The proposals came after a chemical called PFBA was detected last month in drinking-water wells of six east metro communities. Other 3M chemicals had been found earlier in public and private wells serving Oakdale and Lake Elmo.
Three bills relating to the chemicals were filed by Sen. Katie Sieben, DFL-Cottage Grove, who has criticized the state’s response to the pollution. Cottage Grove is one of the cities affected by the PFBA pollution. The others are Woodbury, St. Paul Park, Hastings, South St. Paul and Newport.
State health officials said that the levels of PFBA in the water do not represent an immediate threat to public health, but that little is known about long-term exposure to the chemical.
One of Sieben’s bills would define PFBA and similar compounds called perfluorochemicals (PFCs) as hazardous substances under the Minnesota Environmental Response and Liability Act, commonly known as the state Superfund law.
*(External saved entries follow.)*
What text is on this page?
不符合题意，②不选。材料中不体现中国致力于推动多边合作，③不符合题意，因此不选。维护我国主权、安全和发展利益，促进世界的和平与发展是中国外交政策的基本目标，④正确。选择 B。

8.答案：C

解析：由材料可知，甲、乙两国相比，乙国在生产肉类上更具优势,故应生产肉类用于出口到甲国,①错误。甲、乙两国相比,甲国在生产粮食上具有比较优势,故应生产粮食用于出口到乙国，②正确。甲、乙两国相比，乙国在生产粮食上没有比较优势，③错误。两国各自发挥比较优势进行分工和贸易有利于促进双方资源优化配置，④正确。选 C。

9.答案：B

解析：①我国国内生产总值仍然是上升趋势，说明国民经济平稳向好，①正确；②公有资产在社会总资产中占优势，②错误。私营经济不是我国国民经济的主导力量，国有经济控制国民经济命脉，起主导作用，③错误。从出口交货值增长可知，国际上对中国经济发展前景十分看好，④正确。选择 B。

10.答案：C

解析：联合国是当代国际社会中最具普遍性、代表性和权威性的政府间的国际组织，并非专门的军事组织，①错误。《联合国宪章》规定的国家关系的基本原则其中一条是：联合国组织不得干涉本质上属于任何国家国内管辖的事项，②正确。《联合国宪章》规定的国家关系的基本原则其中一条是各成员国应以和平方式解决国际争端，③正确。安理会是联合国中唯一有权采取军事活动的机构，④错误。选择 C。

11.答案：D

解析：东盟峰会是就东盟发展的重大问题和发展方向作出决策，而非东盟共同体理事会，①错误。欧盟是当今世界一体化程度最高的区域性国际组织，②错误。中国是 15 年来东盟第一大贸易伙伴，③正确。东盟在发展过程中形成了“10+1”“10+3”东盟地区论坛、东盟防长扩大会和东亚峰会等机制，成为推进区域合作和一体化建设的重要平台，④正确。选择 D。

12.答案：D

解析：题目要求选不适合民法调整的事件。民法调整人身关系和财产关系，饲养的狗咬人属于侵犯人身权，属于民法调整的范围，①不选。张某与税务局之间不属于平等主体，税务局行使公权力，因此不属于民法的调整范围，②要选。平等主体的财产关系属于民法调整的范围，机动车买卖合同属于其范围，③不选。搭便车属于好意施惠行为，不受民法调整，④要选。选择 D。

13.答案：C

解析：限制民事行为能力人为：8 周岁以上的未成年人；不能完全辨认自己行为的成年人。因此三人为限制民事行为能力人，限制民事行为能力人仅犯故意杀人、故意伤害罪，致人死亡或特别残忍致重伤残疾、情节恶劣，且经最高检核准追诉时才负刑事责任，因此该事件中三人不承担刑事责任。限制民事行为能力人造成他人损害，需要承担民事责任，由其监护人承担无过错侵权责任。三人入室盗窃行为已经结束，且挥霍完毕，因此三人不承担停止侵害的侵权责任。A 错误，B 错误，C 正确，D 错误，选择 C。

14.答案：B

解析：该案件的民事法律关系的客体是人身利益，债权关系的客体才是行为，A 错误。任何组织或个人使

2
The effect would be to ensure that any costs of removing or cleaning up PFCs in the environment would be borne by the polluters, rather than taxpayers, Sieben said. “It’s wise for the state to be looking out for the best interests of the cities,” she said.
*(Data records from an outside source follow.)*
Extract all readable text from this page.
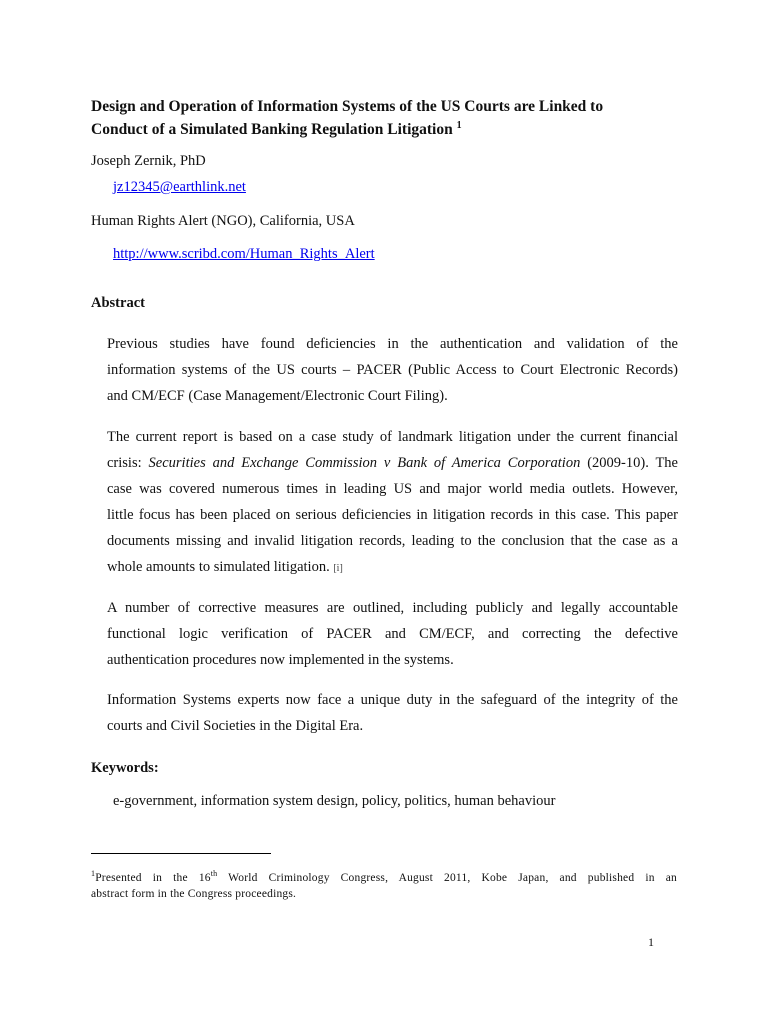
Design and Operation of Information Systems of the US Courts are Linked to
Conduct of a Simulated Banking Regulation Litigation $^1$

Joseph Zernik, PhD

jz12345@earthlink.net

Human Rights Alert (NGO), California, USA

http://www.scribd.com/Human_Rights_Alert

Abstract
Previous studies have found deficiencies in the authentication and validation of the
information systems of the US courts – PACER (Public Access to Court Electronic Records)
and CM/ECF (Case Management/Electronic Court Filing).
The current report is based on a case study of landmark litigation under the current financial
crisis: Securities and Exchange Commission v Bank of America Corporation (2009-10). The
case was covered numerous times in leading US and major world media outlets. However,
little focus has been placed on serious deficiencies in litigation records in this case. This paper
documents missing and invalid litigation records, leading to the conclusion that the case as a
whole amounts to simulated litigation. [i]
A number of corrective measures are outlined, including publicly and legally accountable
functional logic verification of PACER and CM/ECF, and correcting the defective
authentication procedures now implemented in the systems.
Information Systems experts now face a unique duty in the safeguard of the integrity of the
courts and Civil Societies in the Digital Era.
Keywords:

e-government, information system design, policy, politics, human behaviour

$^1$Presented in the 16th World Criminology Congress, August 2011, Kobe Japan, and published in an
abstract form in the Congress proceedings.
1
Several of the chemicals were formerly manufactured by Maplewood-based 3M for use in products such as stain-resistant fabrics, firefighting foams, film and nonstick cookware.
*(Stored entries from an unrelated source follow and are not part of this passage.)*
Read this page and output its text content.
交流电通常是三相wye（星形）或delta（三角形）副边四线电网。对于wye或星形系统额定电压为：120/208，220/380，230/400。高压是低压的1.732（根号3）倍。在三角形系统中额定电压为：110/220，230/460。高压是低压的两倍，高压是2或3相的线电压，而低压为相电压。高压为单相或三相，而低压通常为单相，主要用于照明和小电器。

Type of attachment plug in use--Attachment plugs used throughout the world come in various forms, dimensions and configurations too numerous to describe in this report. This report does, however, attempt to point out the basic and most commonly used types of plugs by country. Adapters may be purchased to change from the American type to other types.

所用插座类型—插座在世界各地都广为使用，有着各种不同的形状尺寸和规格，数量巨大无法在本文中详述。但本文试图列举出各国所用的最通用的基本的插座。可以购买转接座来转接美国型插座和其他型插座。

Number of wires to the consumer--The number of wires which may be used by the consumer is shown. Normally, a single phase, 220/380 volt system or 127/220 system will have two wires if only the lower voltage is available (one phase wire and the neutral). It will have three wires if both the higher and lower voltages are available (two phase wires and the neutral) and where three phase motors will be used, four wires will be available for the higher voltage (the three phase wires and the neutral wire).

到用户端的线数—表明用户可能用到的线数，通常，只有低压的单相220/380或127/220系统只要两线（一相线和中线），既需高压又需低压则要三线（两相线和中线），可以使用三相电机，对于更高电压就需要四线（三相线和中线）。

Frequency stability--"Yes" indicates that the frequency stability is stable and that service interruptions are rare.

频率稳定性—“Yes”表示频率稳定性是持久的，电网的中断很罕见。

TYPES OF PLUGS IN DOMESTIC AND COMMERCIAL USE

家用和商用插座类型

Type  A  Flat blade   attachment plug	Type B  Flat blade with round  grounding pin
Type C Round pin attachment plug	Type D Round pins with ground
3M officials did not return several calls asking for comment on the proposed legislation.
Ralph Heussner, spokesman for the Minnesota Pollution Control Agency, said the agency believes that it already has the authority to declare that PFCs are hazardous substances. “We have not yet decided that is a step that needs to be taken,” Heussner said.
Another proposal at the Capitol would set interim health risk limits for PFBA and at least temporarily tighten the existing limits for two other perfluorochemicals, PFOA and PFOS. The limits are based upon what the Minnesota Department of Health considers safe to drink daily over a lifetime. The limits are also used to determine whether contaminant levels are high enough to warrant advisories that citizens drink bottled water.
The Health Department established health-based values for PFOA and PFOS in 2002, but not for PFBA.
The bill would require the department to reassess the health risks and develop limits for all three chemicals by Aug. 1. Until then, the bill would require that interim limits for each chemical be set at 0.5 parts per billion, slightly below the Health Department’s current guidelines for those substances.
John Linc Stine, director of the environmental health division at the Health Department, said that officials are aware of the bill and have not taken a position on it. “If the bill is heard, we’ll have comments about the Legislature’s role in establishing health based limits,” Stine said.
Another proposal includes PFCs in a larger bill that would establish an environmental health tracking system in the state. One provision would authorize a small-scale study of the concentrations of different chemicals, including PFCs, in the blood of volunteers.
Sieben said that companion bills will be introduced by House authors in a few days, and she expects hearings on the proposals within a few weeks.